Plasma exchange is reserved for relapses with serious consequences, such as inability to walk or significant vision loss, that haven’t responded to steroids. It is not effective for progressive forms of MS. Another less commonly used option is a hormone injection (ACTH gel) given by intramuscular or subcutaneous injection daily for two to three weeks. This is FDA-approved for acute MS exacerbations and works by stimulating your body’s own cortisol production. Intravenous immunoglobulin is sometimes used in exceptional cases where steroids are contraindicated and the relapse is severe, but the evidence supporting it is limited.
Rehabilitation During Recovery
Steroids address the inflammation, but rehabilitation addresses the functional damage. Physical and occupational therapy are considered an integral part of relapse management, not an afterthought. Cleveland Clinic, for example, engages patients with a multidisciplinary team focused on both physical and emotional wellbeing during and after treatment for a relapse. Depending on your symptoms, this might mean working with a physical therapist on balance and walking, an occupational therapist on fine motor tasks and daily activities, or a speech therapist if you’re experiencing swallowing or speech difficulties.
Starting rehabilitation early, while you’re still recovering, gives you the best chance of regaining function. Your therapist can also help you distinguish between safe fatigue from exercise and warning signs that you’re pushing too hard, which is especially important given the temperature sensitivity many people with MS experience.
What Recovery Looks Like
Recovery from a flare doesn’t always mean returning to exactly where you were before. A large meta-analysis found that roughly 42% of relapses result in incomplete recovery, meaning some residual disability remains at six months or beyond. That still means the majority of relapses do resolve fully or nearly fully, especially with prompt treatment. But the statistic underscores why reducing the number of relapses through disease-modifying therapy is such a priority in MS care.
The timeline varies widely. Some people feel noticeably better within days of starting steroids, while others improve gradually over weeks or even a few months. Symptoms that appeared during the flare may linger at a lower intensity for some time before fully clearing. There’s no reliable way to predict how completely any individual relapse will resolve, but early treatment with steroids is associated with faster recovery.

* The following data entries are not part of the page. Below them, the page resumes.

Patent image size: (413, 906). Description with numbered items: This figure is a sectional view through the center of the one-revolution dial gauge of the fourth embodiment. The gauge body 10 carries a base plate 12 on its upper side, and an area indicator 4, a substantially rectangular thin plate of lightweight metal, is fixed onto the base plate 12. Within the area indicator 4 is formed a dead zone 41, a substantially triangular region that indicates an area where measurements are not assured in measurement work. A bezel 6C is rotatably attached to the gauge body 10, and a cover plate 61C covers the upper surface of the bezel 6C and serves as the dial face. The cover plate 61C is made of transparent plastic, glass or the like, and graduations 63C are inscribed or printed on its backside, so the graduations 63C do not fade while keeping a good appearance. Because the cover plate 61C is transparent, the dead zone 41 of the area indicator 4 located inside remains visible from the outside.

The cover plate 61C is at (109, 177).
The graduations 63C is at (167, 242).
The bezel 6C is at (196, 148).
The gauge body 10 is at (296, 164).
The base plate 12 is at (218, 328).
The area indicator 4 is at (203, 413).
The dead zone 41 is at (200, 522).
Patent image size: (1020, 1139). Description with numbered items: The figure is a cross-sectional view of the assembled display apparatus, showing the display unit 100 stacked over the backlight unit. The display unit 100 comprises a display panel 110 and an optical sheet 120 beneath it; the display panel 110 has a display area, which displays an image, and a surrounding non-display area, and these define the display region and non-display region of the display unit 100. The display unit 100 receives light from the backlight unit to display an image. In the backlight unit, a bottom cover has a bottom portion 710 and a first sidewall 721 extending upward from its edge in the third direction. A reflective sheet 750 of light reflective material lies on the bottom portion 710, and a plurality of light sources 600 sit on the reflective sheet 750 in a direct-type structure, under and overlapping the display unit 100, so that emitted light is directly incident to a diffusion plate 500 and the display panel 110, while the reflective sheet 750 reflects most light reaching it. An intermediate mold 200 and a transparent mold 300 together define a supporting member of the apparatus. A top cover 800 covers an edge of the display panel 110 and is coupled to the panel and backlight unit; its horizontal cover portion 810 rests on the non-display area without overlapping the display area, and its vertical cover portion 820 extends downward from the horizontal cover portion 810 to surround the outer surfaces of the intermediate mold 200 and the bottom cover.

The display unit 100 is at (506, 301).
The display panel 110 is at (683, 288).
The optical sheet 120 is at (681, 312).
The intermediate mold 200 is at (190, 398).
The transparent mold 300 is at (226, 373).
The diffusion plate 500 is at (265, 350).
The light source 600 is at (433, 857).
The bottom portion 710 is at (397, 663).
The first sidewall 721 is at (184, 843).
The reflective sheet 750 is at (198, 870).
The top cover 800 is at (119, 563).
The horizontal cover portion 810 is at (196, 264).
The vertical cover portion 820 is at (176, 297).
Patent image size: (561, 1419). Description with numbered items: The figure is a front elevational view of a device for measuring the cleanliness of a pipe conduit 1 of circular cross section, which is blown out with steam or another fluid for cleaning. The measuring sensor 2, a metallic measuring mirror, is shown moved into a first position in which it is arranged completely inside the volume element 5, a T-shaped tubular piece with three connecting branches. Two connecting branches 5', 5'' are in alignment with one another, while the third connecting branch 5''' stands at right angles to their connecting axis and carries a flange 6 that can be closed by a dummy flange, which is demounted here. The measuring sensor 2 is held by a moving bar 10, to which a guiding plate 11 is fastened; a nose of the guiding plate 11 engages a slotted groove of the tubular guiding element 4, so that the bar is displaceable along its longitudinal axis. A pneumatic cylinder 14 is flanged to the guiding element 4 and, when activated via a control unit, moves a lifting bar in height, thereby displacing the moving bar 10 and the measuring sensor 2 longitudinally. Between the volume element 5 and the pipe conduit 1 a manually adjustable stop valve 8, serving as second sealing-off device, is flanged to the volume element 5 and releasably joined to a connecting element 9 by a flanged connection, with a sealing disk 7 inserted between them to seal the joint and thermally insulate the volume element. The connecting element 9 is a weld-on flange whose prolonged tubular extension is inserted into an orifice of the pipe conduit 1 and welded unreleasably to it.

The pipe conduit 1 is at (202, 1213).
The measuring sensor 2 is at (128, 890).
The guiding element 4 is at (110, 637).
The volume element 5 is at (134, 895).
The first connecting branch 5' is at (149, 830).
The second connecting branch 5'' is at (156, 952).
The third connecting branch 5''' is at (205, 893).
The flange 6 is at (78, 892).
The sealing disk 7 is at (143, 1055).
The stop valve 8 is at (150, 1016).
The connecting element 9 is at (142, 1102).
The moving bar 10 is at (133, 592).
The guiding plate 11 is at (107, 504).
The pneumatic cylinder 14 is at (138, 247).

Symptoms That Need Immediate Attention
Most flare-ups are managed through your neurologist’s office, but certain situations call for more urgent care. If your symptoms are severe enough to significantly impair your function, particularly if you can’t walk or have lost vision in an eye, it may make sense to go directly to emergency care rather than waiting for a clinic appointment. The National MS Society also emphasizes distinguishing between a relapse and a stroke: stroke symptoms hit within seconds and peak within minutes, while MS relapse symptoms develop gradually over hours or days.
You should also seek immediate care if you develop signs of a serious infection during a flare, including high fever, confusion, shortness of breath, or a drop in oxygen levels. People with MS who develop infections can become septic, with the infection spreading into the bloodstream and causing worsening neurological symptoms alongside systemic illness. Falls during a flare, especially any that involve a head injury, also warrant emergency evaluation regardless of whether you lost consciousness.